7. The formation of galaxies, stars and planets
After 10 million years, the clouds of atoms were cool enough to contract under their own gravity (they collapses
under their own weight!). As they collapsed into denser objects, they converted gravitational energy into heat
and they became hot dense objects - the first stars were born! Smaller fragments became proto-planets and
slowly cooled into planets proper, whilst the stars were hot enough to maintain their temperature by nuclear
fusion reactions in their cores - the stars shined as the planets cooled. Stars do not live forever, and stars died
as new ones were born. Indeed the remains of dead stars that get blasted across space form clouds of gas that
can condense into new stars, so generations of stars lived out their lives.
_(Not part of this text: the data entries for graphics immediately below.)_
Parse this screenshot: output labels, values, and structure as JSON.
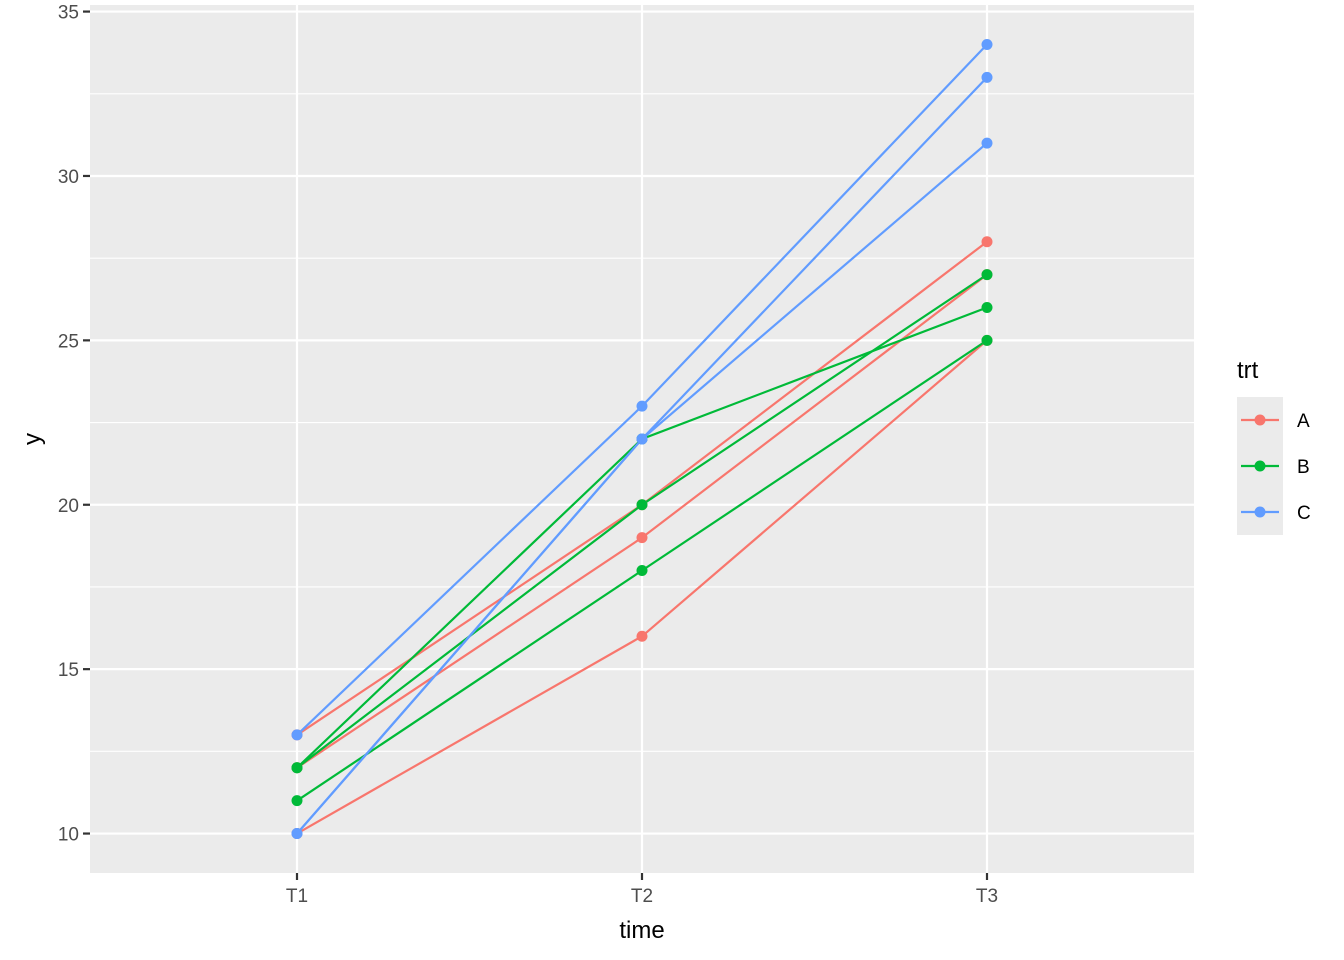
{
  "chart_data": {
    "type": "line",
    "title": "",
    "xlabel": "time",
    "ylabel": "y",
    "categories": [
      "T1",
      "T2",
      "T3"
    ],
    "ylim": [
      8.8,
      35.2
    ],
    "y_ticks": [
      10,
      15,
      20,
      25,
      30,
      35
    ],
    "grid": true,
    "legend": {
      "title": "trt",
      "placement": "right",
      "entries": [
        {
          "name": "A",
          "color": "#F8766D"
        },
        {
          "name": "B",
          "color": "#00BA38"
        },
        {
          "name": "C",
          "color": "#619CFF"
        }
      ]
    },
    "series": [
      {
        "group": "A",
        "values": [
          10,
          16,
          25
        ]
      },
      {
        "group": "A",
        "values": [
          12,
          19,
          27
        ]
      },
      {
        "group": "A",
        "values": [
          13,
          20,
          28
        ]
      },
      {
        "group": "B",
        "values": [
          12,
          20,
          27
        ]
      },
      {
        "group": "B",
        "values": [
          11,
          18,
          25
        ]
      },
      {
        "group": "B",
        "values": [
          12,
          22,
          26
        ]
      },
      {
        "group": "C",
        "values": [
          10,
          22,
          33
        ]
      },
      {
        "group": "C",
        "values": [
          13,
          23,
          34
        ]
      },
      {
        "group": "C",
        "values": [
          10,
          22,
          31
        ]
      }
    ]
  }
}
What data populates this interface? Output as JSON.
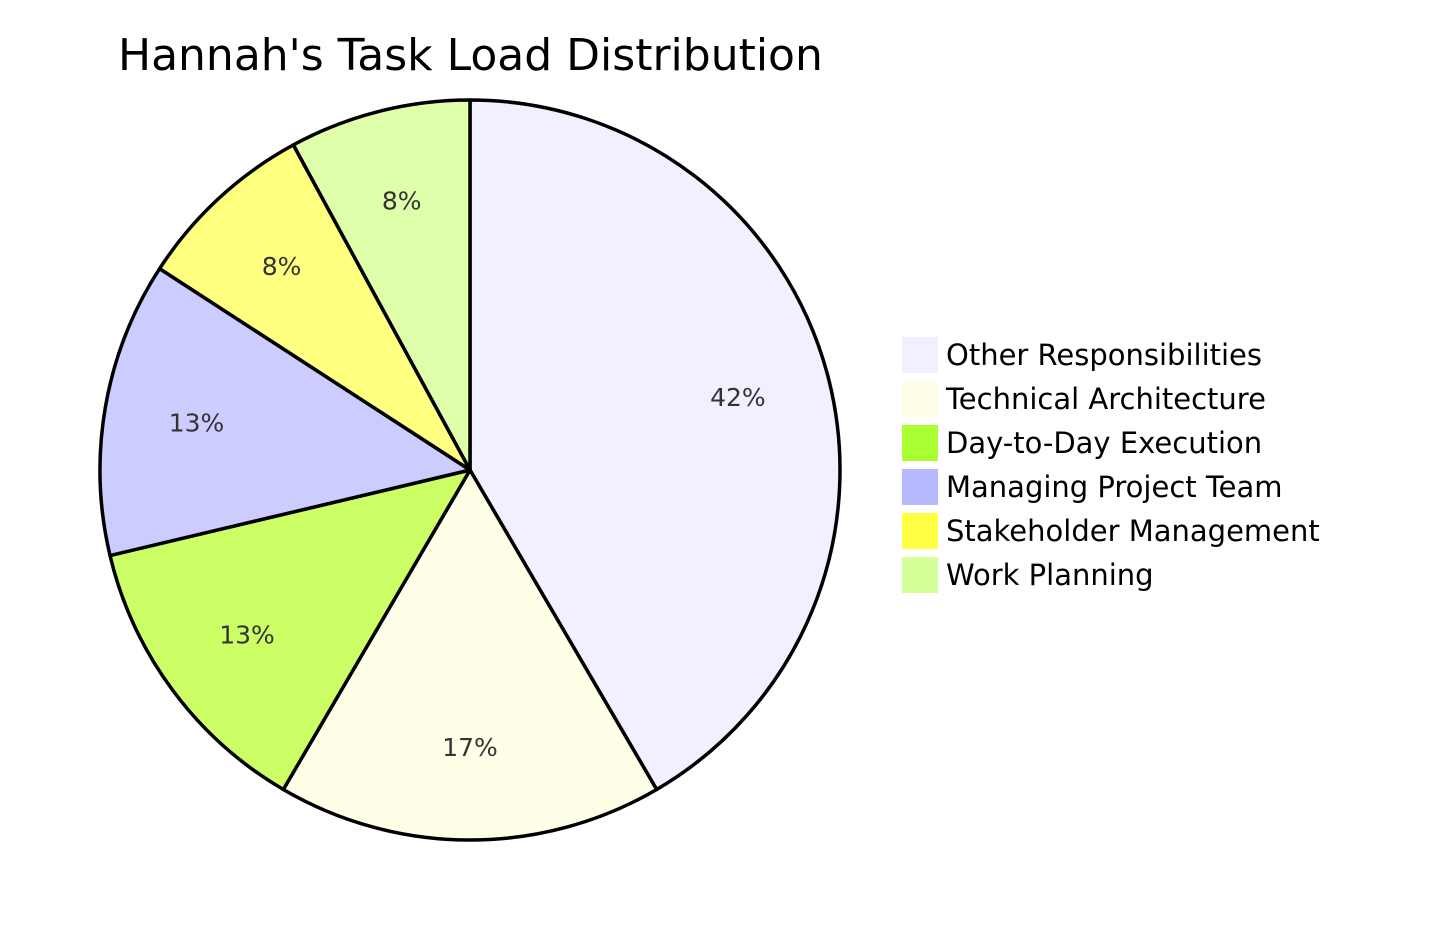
{
  "chart_data": {
    "type": "pie",
    "title": "Hannah's Task Load Distribution",
    "slices": [
      {
        "label": "Other Responsibilities",
        "value": 42,
        "display": "42%",
        "color": "#f0f0ff"
      },
      {
        "label": "Technical Architecture",
        "value": 17,
        "display": "17%",
        "color": "#ffffe8"
      },
      {
        "label": "Day-to-Day Execution",
        "value": 13,
        "display": "13%",
        "color": "#ccff66"
      },
      {
        "label": "Managing Project Team",
        "value": 13,
        "display": "13%",
        "color": "#ccccff"
      },
      {
        "label": "Stakeholder Management",
        "value": 8,
        "display": "8%",
        "color": "#ffff80"
      },
      {
        "label": "Work Planning",
        "value": 8,
        "display": "8%",
        "color": "#e0ffaa"
      }
    ],
    "legend_colors": [
      "#f0f0ff",
      "#ffffe8",
      "#aaff33",
      "#b8b8ff",
      "#ffff44",
      "#d4ff99"
    ],
    "legend_position": "right"
  }
}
Stars manufacture heavier elements,
such as carbon and oxygen, from the lighter elements present from the Big Bang (hydrogen and helium).
These heavier elements are essential to life as we know it, so only after generations of stars had enriched the
material of the Universe could life evolve! It is still not entirely clear how the stars came to be grouped into
galaxies, though it is assumed that the galaxies formed first or at least simultaneously with the first stars.
Star birth and death continue in galaxies, such as the Milky Way, to this day.